Monday, Apr. 27, 1987

World Notes ISRAEL

The last thing that Shin Bet, Israel's equivalent of the FBI, needs is the hint of fresh scandal. The agency has been reeling from charges that it covered up the murders of two captured Arab bus hijackers in 1984, an affair that led eleven top Shin Bet officials to accept a presidential pardon in order to avoid possible criminal charges. Yet last week, amid newspaper headlines that screamed NEW SCANDAL, more trouble is exactly what Shin Bet got.

The case centers on Azat Napso, an army lieutenant convicted in 1980 on charges of spying for the Palestine Liberation Organization. Throughout his military trial Napso, now 32, maintained his innocence, claiming that some of the evidence presented against him had been tampered with.
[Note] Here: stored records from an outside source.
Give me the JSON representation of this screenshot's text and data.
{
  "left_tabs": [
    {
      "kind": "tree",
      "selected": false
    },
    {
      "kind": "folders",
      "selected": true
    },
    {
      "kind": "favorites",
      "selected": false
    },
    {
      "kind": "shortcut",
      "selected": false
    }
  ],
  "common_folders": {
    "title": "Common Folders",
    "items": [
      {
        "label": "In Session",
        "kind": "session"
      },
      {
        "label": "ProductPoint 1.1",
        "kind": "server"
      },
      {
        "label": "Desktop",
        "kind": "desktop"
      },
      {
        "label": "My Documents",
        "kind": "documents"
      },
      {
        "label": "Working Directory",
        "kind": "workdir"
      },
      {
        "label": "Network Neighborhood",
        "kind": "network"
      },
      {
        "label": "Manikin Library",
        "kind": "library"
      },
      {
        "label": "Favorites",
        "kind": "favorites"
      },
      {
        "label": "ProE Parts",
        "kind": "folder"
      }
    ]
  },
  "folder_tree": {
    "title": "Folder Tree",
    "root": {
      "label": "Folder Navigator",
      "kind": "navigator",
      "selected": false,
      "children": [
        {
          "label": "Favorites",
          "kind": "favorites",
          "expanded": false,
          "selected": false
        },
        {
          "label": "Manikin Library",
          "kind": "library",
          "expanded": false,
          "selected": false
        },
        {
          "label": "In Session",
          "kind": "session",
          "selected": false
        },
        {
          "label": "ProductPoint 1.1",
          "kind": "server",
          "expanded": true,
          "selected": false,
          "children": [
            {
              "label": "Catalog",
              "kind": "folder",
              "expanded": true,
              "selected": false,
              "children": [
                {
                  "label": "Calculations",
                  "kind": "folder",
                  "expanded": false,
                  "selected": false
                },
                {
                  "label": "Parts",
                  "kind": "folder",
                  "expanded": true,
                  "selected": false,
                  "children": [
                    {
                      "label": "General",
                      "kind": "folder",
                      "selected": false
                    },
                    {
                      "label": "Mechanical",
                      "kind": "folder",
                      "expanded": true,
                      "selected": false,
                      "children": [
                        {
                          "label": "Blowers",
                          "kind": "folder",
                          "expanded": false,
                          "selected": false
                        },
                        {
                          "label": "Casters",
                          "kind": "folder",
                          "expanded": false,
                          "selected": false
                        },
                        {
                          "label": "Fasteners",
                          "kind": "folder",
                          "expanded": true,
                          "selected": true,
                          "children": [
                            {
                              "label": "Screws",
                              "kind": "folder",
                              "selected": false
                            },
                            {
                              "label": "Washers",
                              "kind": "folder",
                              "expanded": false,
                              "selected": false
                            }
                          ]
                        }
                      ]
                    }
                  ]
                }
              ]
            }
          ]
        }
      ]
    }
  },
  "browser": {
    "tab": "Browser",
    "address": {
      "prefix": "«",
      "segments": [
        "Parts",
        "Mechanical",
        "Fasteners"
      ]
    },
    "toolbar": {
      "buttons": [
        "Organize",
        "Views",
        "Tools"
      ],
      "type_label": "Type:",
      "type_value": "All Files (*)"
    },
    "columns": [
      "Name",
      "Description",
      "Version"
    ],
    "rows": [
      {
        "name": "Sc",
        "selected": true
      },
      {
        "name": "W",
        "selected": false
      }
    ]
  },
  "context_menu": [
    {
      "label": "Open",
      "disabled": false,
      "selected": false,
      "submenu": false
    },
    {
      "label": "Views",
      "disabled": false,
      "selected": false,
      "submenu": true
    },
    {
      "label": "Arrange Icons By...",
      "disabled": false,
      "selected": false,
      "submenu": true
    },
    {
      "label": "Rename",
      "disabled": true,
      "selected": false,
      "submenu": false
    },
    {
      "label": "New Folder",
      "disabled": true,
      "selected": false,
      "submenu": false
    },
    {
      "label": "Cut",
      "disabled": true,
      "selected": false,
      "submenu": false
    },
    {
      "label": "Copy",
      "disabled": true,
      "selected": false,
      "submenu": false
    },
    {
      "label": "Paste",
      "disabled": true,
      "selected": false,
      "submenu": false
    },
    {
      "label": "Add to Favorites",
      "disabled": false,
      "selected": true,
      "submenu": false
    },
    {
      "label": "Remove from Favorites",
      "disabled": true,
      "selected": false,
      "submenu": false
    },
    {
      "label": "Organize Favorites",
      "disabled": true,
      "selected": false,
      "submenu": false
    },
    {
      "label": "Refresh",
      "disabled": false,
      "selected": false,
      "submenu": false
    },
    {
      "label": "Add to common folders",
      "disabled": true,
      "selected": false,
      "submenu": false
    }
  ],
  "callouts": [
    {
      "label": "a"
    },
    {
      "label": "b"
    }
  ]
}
Last February, under a new law permitting Israel's Supreme Court to review military verdicts, Napso won the right to an appeal. It is scheduled to be heard in late May.

The Israeli press quickly identified the head Shin Bet investigator in the Napso case as Yossi Ginossar, who resigned from the agency in the bus- hijacking scandal. Ginossar, now director of the state-owned Israel Export Institute, issued a statement through his lawyer that news reports linking him to evidence tampering in the Napso case "were without any basis in reality." Shin Bet officials, who for security reasons want to avoid a public airing of their methods and operations in open court, have sounded out Napso on the possibility of a pardon. So far, he has rebuffed the entreaties.